It’s the celebration President Donald Trump has been waiting for.
After weeks of cajoling Republicans into backing his domestic mega-bill — despite lingering concerns about its Medicaid cuts, deficit expansion and political pitfalls — Trump will sign the measure into law on the White House South Lawn on Friday afternoon.
He’s turned the traditional July 4 picnic into a celebration of the country’s independence and of his win in Congress, seizing upon the day’s fanfare to salute the most decisive legislative victory of his second term. The festivities will include a bomber jet flyover – a nod to the military’s recent strikes on Iranian nuclear facilities – and a fireworks show on the National Mall.
It’s all how Trump envisioned it when he first set the July 4 deadline to get the bill approved weeks ago. Even some of his own allies thought the timeline was overly ambitious. But Trump’s iron grip on his own party, combined with what a White House official described as an “omnipresent” effort by the president to get Republicans on board, culminated in the bill’s passage in the House on Thursday with only two GOP defections in the chamber.
In many ways, the event marks the payoff for weeks of effort by the president and his team to get the bill across the finish line. Trump invited members of Congress to come to the event, which will also be attended by military families who are the usual guests for the Independence Day picnic.
In other ways, however, the moment is just the start of Trump’s efforts to sell his bill to an American public that, according to polls, remains skeptical of its contents.
The bill extends tax cuts Trump first approved in 2017 during his first term, along with creating new ones, totaling in cost of $4.5 trillion. It also boosts funding for immigration enforcement and defense.
To pay for the new spending and declines in tax revenue, the measure cuts $1 trillion from Medicaid, along with cuts to food assistance. But it will still, according to an analysis from the Congressional Budget Office, add $3.3 trillion to the federal deficit, which does not include the cost of servicing the debt.
Many Republicans had feared the bill’s cuts to social safety net programs, like Medicaid and food stamps, could open them to political attacks ahead of next year’s midterm elections.
According to the CBO, almost 12 million Americans could lose health coverage as a result of the bill’s changes to government programs. Other analyses put the number higher, taking into account new paperwork burdens on recipients to prove their eligibility.
Democrats have already begun pointing to the bill’s overwhelming tax rewards for wealthy Americans to accuse Trump of snatching away benefits from the poor to reward his rich backers.
Some of Trump’s allies have conceded they have some catching up to do in messaging what they view as the benefits of the bill, including eliminating taxes on tips and bolstering money for Trump’s immigration enforcement agenda. Trump said Thursday that he wanted Republicans to message on it during the midterm campaign.

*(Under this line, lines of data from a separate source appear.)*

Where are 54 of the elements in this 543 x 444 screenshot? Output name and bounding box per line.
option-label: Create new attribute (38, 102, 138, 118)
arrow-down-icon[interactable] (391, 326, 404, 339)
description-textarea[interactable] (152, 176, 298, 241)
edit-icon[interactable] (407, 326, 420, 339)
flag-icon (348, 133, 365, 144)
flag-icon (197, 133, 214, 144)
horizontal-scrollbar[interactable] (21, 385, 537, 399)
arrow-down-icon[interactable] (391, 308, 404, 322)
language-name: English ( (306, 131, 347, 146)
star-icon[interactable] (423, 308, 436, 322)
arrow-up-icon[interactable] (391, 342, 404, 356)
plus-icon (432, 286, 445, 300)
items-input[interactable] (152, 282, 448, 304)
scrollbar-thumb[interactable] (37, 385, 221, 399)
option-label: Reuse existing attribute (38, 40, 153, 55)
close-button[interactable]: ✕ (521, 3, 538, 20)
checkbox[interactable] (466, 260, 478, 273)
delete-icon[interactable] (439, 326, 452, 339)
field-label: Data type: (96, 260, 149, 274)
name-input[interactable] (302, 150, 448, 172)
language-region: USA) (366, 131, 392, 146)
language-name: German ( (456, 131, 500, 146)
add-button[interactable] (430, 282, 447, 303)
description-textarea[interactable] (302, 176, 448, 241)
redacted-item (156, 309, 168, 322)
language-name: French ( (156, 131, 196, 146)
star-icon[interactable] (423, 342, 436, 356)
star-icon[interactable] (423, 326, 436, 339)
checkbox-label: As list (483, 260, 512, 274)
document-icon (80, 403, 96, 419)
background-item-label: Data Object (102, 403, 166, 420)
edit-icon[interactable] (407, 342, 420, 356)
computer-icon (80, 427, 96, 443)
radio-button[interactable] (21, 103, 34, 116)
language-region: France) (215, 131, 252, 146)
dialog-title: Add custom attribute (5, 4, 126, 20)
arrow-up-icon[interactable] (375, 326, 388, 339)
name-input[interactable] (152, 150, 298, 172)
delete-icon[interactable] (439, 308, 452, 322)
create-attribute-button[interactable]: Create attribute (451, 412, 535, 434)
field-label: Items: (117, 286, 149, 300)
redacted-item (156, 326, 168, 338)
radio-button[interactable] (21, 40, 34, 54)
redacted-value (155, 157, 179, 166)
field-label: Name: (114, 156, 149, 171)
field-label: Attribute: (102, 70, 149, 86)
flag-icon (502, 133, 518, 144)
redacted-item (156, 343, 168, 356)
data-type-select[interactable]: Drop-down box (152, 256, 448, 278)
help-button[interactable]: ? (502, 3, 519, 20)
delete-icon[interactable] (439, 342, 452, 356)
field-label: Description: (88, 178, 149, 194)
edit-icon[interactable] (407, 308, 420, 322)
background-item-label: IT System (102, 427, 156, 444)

“Not one Democrat voted for us, and I think we use it in the campaign that’s coming up the midterms, because we got to beat them,” Trump said.

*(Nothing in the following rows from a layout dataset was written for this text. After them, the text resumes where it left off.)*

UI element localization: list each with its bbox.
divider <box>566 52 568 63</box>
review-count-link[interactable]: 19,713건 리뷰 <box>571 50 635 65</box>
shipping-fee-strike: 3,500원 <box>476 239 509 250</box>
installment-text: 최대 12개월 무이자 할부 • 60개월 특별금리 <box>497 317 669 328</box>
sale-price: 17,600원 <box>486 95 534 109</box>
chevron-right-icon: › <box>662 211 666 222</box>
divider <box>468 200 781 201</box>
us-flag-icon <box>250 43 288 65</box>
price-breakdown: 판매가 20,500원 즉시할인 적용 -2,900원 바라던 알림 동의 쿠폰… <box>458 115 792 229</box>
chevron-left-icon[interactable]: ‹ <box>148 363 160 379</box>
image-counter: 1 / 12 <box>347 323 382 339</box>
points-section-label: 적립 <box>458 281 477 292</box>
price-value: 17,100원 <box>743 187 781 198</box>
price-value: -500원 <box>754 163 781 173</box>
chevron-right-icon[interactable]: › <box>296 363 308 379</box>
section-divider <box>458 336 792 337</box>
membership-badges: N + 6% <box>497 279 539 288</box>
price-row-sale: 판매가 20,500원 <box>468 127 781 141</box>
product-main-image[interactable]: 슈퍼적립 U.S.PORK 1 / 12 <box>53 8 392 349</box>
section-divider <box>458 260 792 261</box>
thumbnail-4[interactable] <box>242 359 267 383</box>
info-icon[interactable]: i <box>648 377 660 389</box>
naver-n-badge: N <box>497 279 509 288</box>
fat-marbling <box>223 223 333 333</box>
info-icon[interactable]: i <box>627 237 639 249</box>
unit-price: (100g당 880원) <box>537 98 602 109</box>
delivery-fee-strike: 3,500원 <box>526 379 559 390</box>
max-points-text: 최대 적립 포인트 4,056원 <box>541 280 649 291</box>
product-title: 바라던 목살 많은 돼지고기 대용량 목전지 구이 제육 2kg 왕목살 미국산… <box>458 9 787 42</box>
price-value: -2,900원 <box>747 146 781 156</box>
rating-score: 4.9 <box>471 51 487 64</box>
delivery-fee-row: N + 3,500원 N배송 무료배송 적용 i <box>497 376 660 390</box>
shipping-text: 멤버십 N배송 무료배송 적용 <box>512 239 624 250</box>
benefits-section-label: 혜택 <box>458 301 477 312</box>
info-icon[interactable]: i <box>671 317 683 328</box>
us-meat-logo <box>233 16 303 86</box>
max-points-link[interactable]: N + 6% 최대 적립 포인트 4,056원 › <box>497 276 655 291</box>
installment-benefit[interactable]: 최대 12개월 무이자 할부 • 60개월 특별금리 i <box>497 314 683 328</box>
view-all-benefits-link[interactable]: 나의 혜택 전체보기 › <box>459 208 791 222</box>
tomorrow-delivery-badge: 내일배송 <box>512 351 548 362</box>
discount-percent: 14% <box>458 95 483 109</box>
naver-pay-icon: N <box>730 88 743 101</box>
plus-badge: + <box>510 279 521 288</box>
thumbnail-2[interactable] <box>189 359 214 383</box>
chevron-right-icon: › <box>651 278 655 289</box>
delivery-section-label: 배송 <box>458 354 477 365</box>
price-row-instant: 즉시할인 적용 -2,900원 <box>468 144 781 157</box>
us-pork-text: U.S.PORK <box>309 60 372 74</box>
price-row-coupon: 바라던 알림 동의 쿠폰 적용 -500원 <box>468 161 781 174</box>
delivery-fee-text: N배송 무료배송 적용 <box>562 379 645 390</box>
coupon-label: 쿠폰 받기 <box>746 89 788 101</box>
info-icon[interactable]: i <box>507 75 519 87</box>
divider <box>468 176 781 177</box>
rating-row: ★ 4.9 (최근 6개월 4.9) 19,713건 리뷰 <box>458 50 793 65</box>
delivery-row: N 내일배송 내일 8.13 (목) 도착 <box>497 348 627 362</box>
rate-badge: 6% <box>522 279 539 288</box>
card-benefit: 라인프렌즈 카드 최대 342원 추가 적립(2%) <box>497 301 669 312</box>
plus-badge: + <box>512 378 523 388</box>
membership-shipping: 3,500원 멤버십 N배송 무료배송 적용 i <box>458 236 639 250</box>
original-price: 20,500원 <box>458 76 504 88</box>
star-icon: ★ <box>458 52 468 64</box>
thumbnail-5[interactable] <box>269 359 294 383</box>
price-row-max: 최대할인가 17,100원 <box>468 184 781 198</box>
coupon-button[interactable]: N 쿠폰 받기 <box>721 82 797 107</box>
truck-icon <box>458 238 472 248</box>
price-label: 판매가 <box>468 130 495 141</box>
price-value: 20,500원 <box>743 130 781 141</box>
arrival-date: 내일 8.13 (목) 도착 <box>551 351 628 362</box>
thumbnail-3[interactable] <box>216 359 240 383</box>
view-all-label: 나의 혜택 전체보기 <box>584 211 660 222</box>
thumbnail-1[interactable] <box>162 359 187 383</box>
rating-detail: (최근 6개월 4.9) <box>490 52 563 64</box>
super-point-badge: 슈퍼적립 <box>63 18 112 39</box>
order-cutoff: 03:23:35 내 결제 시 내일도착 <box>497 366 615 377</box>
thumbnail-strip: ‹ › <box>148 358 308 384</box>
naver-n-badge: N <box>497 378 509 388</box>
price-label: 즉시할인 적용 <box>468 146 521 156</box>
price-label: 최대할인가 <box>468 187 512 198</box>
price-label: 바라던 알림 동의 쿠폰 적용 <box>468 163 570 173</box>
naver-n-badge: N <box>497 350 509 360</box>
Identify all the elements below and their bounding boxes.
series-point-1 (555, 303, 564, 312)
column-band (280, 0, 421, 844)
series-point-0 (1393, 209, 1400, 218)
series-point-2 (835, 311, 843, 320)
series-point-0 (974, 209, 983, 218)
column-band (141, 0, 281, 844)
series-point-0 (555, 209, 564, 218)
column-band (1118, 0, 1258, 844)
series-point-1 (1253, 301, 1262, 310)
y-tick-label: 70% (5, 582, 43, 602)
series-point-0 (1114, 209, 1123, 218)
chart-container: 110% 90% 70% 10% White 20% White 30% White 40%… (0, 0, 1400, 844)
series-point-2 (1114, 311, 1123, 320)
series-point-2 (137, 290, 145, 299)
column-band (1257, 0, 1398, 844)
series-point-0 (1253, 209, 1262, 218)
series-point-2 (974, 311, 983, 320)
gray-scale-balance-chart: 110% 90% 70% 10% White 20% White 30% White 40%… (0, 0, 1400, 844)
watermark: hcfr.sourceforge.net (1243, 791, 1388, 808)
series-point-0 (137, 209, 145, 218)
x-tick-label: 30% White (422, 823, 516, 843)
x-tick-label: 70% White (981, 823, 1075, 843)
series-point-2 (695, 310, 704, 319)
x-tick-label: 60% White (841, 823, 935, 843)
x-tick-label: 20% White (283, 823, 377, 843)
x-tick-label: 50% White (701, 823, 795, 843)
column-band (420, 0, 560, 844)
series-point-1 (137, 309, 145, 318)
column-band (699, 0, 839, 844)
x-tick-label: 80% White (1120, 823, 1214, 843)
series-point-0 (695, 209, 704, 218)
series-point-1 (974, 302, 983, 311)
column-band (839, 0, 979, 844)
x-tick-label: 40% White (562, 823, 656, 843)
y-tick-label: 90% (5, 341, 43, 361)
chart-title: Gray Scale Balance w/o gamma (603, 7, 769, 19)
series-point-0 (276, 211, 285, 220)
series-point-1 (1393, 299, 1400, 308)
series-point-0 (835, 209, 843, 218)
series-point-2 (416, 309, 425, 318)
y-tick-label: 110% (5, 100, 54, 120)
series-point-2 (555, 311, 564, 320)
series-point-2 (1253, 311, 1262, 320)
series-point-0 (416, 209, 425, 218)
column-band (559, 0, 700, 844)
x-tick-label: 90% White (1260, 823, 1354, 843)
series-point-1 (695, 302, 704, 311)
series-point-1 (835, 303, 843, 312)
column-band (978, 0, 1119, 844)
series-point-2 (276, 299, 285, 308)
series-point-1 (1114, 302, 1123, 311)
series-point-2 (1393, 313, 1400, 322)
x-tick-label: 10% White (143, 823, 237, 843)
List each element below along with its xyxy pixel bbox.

Recent history is littered with presidents who, after using congressional majorities to push through major legislation meant to burnish their legacy, later lamented not doing enough to sell the bill to the American public – after their party members paid the price at the ballot box.
For Trump, however, the bill he’ll sign into law Friday is less about helping Republicans win and more about his own legacy. He has framed the package as codifying the promises he made to voters on the campaign trail, and used it to punctuate what he’s called the most successful start to any presidency in history.
Friday’s flyover of the B-2 bombers — used to drop bunker-busters on Iranian nuclear facilities last month — underscores the consequential stretch of days punctuated by passage of Trump’s bill.
Aside from the Iran strikes, Trump successfully convinced NATO allies to spend more on defense at a leaders’ summit last week; secured a major victory at the Supreme Court that expands his executive powers; and generated new momentum toward a ceasefire in Gaza that could materialize in a matter of days.
A day ahead of his July 4 celebration, Trump basked in the string of victories.
“This had to be the best two weeks,” he said. “Has anybody ever had a better two weeks?”